Five minutes later, she’d wandered off again.
By
Shiva de Winter · De WaterExpert · 2026-06-23
Thirty years around the water, and it’s always the same moment that goes wrong. Not in the sea. On the towel.
Whit Monday. Thirty degrees, not a cloud in the sky, the sea lying perfectly calm. And the whole of the Netherlands had clearly had the same idea, because Noordwijk was packed. Not shoulder-to-shoulder, but busy enough that you can lose your child before you’ve even shaken out your towel.
I was there with my family. Just as a dad. Except — after thirty years around children and water, “just being a dad” isn’t something I can manage anymore. I’m always watching. Call it an occupational hazard.
The beach looked the way a beach looks. People lying on their backs. Kids digging holes. Someone walking back with ice creams already half melted.
And then I saw the lifeguard crew moving.
No siren. No shouting. That’s exactly what most people miss — they’re expecting drama, and it never comes. It’s quiet. A few people conferring, someone pointing, a vehicle driving off across the sand without a single head turning. All around me, everyone just kept on sunbathing.
A child missing.
They handled it the way it should be handled. Fast, calm, no panic. Found a hundred metres further along, no harm done. But a hundred metres — on a packed beach, with that sea right beside it — is further than it sounds.
The beach? Still enjoying itself. Not a soul had noticed.
And I sat there thinking: this is exactly the same story as thirty years ago.
A word about that little girl
Not ten minutes after that rescue, I spotted her. Four years old, I’d guess. Pottering across the beach all on her own, not a parent in sight. No one holding her hand. Completely free, completely at ease, and utterly unaware that this might be a problem.
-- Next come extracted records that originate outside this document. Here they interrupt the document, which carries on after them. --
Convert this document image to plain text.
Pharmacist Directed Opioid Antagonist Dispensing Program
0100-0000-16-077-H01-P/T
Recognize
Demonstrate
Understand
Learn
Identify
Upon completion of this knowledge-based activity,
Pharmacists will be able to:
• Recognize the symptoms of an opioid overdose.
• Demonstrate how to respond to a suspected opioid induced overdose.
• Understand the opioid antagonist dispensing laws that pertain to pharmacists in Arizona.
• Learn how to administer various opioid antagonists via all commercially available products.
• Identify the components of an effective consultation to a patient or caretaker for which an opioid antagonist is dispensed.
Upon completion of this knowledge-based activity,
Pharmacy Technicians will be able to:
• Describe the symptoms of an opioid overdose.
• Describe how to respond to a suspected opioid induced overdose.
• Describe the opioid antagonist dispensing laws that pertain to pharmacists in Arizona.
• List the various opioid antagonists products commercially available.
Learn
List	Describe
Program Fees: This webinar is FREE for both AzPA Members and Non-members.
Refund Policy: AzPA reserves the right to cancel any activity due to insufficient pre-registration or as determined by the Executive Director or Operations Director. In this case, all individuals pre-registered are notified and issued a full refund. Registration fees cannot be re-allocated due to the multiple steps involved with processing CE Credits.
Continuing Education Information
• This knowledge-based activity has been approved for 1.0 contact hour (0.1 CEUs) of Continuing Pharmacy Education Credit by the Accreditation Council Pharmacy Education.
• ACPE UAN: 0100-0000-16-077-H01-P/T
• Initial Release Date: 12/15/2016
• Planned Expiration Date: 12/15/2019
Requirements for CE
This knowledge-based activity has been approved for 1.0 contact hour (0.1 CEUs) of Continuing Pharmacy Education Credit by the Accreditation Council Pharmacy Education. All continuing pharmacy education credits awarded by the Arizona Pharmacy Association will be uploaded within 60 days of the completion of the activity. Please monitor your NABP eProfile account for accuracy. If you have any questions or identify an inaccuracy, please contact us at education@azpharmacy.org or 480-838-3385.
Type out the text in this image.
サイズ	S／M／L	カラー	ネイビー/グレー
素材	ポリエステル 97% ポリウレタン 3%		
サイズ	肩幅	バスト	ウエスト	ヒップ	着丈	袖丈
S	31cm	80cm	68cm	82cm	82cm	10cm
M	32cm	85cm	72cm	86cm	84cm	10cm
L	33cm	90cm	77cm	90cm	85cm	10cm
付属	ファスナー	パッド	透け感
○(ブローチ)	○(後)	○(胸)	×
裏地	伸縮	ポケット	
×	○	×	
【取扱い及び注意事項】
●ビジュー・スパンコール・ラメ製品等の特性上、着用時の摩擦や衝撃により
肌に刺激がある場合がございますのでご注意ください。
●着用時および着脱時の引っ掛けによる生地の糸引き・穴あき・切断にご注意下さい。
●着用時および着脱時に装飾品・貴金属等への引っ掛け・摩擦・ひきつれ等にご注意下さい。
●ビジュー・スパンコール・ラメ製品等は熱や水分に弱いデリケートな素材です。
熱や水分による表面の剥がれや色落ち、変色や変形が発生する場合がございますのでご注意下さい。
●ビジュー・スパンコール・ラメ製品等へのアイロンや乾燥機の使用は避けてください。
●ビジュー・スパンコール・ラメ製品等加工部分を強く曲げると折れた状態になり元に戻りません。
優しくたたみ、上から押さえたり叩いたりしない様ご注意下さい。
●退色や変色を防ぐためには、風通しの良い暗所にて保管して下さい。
I nudged my partner. She’d already seen it too, as it happens — she comes from the swimming world as well, so we both have the same antenna switched on. She walked over, sat down beside her, struck up a little conversation.
Why didn’t I do it myself? Honestly? A man in his forties walking up to a strange toddler on a crowded beach — that invites trouble. Unfairly, but that’s just how it works. So my partner did it. Problem solved.
Then her little brother turned up. About seven, three years older. Came walking over from the towels, on his own, clearly sent to fetch his sister. No hurry, no worry on his face. For him, this was apparently the most normal thing in the world.
And five minutes later? She was pottering about on her own again. Not straight into the water, no. But not near anyone watching her, either. Because there was no boundary. And the last time hadn’t had any consequence — so why would she stop.
“Stay close” means nothing at all to a child
Don’t get me wrong, I understand those parents. I’m one myself, with two kids. A day at the seaside with small children isn’t a holiday, it’s work. Sunscreen, the little tent, the buckets, hunger, the loo, sand in everything — and at some point you just want to sit on your backside for five minutes and do absolutely nothing. Completely human. Nothing wrong with that.
But “stay close” — a three- or four-year-old can do nothing with that. That’s not an instruction, it’s a fog. Close to what? How far is far? And meanwhile that sea just keeps glinting away. It foams, it moves, it pulls at you. For a toddler, that’s irresistible.
Children that age live entirely in the now. They don’t wander off because they’re being naughty. They just go and look. They test. They follow whatever grabs their attention. And the water gives nothing back — no warning, no signal.
Drowning doesn’t look the way it does in films. No splashing, no screaming. It’s silent. And it’s fast.
And that’s exactly the part nearly everyone gets wrong: drowning doesn’t look the way it does in films. No splashing, no screaming, no arms thrashing above the surface. It’s silent. And it’s fast — often half a minute, sometimes less, and regularly right next to people who haven’t noticed a thing. The sea doesn’t call for help on your child’s behalf. It simply waits.